Published online by Cambridge University Press: 05 September 2012
Pragmatics and Grammar is neither about pragmatics, nor about grammar. It is about the complex relationship between grammar and pragmatics. Grammar is defined as a set of codes, and pragmatics as a set of nonlogical inferences derived on the basis of these codes. Here are some of the main questions we seek to elucidate.
First, what does pragmatic inference do that grammar cannot? In other words, what aspects of the interpretation of an utterance should be seen as pragmatic rather than semantic? How much of the interpretation should we attribute to pragmatics? Should the role of grammar in this process be minimized or maximized? Given that the concept of pragmatic inference may involve more than one subtype, we have to ask which kind of pragmatic inference best accounts for any given pragmatic interpretation.
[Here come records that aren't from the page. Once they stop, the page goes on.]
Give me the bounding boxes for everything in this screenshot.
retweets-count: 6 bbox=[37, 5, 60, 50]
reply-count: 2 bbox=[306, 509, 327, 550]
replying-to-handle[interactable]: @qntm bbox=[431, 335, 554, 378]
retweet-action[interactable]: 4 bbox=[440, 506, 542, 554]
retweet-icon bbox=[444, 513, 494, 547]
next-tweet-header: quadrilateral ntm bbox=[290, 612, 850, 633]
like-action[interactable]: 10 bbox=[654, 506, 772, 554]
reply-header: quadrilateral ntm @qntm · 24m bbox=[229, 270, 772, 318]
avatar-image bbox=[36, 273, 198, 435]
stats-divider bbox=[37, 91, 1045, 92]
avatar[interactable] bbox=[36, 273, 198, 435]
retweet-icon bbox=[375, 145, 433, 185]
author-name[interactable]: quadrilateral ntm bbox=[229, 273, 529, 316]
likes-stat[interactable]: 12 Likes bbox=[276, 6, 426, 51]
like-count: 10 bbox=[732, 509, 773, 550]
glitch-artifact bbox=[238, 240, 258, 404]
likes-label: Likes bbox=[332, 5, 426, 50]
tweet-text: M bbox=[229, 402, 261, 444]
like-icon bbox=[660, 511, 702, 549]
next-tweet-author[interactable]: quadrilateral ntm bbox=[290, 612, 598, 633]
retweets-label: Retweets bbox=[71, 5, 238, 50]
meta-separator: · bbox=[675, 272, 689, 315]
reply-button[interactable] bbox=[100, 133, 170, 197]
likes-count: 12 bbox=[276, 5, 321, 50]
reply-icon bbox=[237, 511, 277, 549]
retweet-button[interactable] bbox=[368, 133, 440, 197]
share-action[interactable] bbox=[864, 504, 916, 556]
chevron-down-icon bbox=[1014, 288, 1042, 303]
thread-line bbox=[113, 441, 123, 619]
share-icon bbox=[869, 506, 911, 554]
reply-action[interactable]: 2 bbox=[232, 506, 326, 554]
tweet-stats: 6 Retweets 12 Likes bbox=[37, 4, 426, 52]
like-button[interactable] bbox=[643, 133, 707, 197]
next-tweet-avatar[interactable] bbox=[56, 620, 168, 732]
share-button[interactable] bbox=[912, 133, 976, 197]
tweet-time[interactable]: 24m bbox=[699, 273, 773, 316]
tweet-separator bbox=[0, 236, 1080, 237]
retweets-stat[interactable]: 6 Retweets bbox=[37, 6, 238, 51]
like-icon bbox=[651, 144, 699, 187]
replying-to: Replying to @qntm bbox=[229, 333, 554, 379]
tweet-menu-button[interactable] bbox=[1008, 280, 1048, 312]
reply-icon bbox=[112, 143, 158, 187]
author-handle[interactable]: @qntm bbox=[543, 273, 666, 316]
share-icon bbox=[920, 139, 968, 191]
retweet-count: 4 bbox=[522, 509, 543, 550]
Some inferences constitute part of the information explicitly conveyed, in that they contribute, along with the coded meanings, to the truth conditions of the proposition expressed. If so, once we've ascertained that a putative interpretation should be analyzed as a pragmatic inference, we must also determine whether the inference is best viewed as a conversational implicature or as part of the proposition expressed. The classification carries cognitive and interactional implications.
We also address a puzzle which is frequently overlooked in discussions of the grammar/pragmatics interface. The fact is that our current grammar is very often our pragmatics (of the past) turned grammatical.